As far as heat correcting goes, a stave is too big. Heat correction (if necessary) happens well into the tillering process. 

yew hunter:
thanks for the reply. I have been studying the yew long bow stave for 8 months now, the reason being is the value. I work in the logging industry on northern vancouver island and yew is considered by the large logging companies and ministry of forests as "waste" or "byproduct" and is just burned in large slash piles because it has no merchantable value. It does however seem to have a high value to bow makers and specialist wood workers. 

yew hunter:
for years i have been burning yew to heat the house and do minor wood working projects, and sell a little on the side for yew lumber. 8 months ago someone told me that people use yew to build bows and ive been chasing yew staves ever since. The prices that people pay for pristine yew staves seems unbelievable, the problem i have is that i have no idea how to build a bow and i have more straight 80+ inch yew than i know what to do with. I have hand split 40 to 50 yew staves but out of all those staves only 4 or 5 look like the ones for sale on the net, yet they all have clean faces and "appeared" to be straight grain once you hand split the invisible twist shows its self some worse than others.
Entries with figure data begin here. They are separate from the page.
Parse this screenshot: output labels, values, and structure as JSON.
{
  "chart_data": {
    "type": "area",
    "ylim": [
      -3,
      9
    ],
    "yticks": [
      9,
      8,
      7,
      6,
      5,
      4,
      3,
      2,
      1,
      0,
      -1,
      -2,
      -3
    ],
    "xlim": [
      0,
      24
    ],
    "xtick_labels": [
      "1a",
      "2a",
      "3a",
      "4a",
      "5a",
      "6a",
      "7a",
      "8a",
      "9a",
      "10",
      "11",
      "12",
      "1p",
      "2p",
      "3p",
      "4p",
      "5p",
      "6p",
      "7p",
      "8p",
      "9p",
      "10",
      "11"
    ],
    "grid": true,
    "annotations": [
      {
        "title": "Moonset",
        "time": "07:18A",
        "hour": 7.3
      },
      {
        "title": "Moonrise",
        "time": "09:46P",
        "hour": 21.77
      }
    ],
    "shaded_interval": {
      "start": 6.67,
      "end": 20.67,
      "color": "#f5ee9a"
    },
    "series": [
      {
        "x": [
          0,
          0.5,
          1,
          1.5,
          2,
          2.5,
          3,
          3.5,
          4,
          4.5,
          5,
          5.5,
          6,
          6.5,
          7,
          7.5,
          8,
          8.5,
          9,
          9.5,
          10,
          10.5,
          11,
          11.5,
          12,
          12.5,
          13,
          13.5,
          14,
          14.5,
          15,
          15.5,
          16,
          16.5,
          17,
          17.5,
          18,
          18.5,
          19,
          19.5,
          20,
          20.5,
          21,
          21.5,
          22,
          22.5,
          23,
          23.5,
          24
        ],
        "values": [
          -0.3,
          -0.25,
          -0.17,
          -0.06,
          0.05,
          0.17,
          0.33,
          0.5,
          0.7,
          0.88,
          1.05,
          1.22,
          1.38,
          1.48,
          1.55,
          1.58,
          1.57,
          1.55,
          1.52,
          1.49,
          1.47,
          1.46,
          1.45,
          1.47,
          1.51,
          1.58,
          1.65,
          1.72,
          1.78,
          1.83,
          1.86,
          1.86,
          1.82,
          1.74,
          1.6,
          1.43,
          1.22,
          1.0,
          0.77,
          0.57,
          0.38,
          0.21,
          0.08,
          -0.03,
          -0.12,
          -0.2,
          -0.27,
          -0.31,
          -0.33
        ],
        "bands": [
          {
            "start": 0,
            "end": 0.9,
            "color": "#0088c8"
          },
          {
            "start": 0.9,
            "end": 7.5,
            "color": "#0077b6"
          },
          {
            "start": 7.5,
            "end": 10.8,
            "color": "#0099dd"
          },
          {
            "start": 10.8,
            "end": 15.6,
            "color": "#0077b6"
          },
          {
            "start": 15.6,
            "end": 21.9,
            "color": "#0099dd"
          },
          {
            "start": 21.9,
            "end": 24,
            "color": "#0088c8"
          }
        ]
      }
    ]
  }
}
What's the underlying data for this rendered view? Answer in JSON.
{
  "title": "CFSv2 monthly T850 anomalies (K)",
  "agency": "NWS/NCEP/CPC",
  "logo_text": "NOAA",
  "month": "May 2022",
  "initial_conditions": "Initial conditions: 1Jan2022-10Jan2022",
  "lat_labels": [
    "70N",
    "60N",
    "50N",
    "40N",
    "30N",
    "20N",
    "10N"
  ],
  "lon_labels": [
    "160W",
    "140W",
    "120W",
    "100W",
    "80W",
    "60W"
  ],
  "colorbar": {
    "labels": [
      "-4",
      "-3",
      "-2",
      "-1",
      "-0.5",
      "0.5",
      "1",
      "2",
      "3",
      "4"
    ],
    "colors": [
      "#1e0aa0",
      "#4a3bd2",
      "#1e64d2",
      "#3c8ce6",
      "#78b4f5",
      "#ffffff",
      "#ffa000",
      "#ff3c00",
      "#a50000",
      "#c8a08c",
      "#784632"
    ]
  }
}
Are twisted staves firewood or can they be straightened? It becomes evident when you hand split how you would "violate" the grain structure when using a band saw because it would be impossible to see that twist while sawing.From studying the net and the bowyers bible steam is used to straighten the grain, I was just wondering if you could straighten the grain in stave form then clean it up with a band saw to reduce wieght for shipping.